National Screenwriters Day

Want a helpful tip? Check out the nominees for screenwriting for the Oscars, Golden Globes and (though it’s just called ‘Writing’) Emmys. Those awards focus on the words that propel the story, and the nominees are almost certain to be fresh, interesting, and well worth the investment of time.

For this revelry we merged National Whipped Cream Day. It has long been a dream of mine (not so much of Jodie) to be in a pie fight – to smack someone in the face with a pie and to be similarly smacked. So we filled a few pie plates with whipped cream, took turns reciting some of our favourite screen lines, crediting the writers, then pied one another in a most satisfying manner. I opted for lines from Airplane! and The Hangover, while Jodie went more serious with lines from Casablanca and The Shawshank Redemption. We each got one pie heaved at a distance and one at point-blank range.

It was ridiculous. If our neighbours were watching, we’re sure they have questions. But it reinforced the inevitable weirdness of this project, and we are grateful. We were also sticky and gross, and still smelling whipped cream in our noses hours later.
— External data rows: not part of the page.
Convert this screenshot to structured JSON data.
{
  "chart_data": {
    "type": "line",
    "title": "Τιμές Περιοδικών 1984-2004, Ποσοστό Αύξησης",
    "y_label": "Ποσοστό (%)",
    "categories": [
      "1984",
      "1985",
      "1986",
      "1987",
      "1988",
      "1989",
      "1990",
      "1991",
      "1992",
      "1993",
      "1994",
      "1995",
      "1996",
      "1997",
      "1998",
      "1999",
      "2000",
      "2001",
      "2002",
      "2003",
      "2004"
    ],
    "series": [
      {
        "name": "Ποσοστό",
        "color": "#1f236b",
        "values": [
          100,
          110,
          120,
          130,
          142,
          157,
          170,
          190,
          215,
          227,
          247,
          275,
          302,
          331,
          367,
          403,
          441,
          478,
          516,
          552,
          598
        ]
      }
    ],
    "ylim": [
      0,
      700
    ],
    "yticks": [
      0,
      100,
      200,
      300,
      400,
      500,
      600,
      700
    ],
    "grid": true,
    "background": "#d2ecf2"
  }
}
Today marks our return to our respective workplaces (Jodie is a teacher; I am a provincial government office drone), and we will see how easily we can wind this little project around our actual lives. We suspect it won’t be easy, but we’ll probably figure it out. We hope. Here’s today’s roster o’ mirth:

  • National Bean Day. We were going to cook up a big ol’ bean stew, until we realized that neither of us are really big fans of bean stew. So we got some baked beans from local German feast-haven Barb & Ernie’s, and we’ll serve them with supper.
  • National Shortbread Day. We have not yet exhausted our supply of Christmas baking, which means we’ve still got a couple dozen homemade shortbread cookies to enjoy for dessert.
  • National Cuddle-Up Day. Well, hell. We’re going to do some cuddling. The dogs will no doubt insist on intervening.
  • National Technology Day. We will each come up with one piece of technology we feel should exist, and explain why. The “how” portion, we’ll leave to someone else.
  • National Thank God It’s Monday Day. Mondays tend to suck, but we’ve got some great festivities planned for Mondays this year. We will compile a few and share, and hopefully give ourselves a bit of optimism that Mondays in 2020 might just be fun.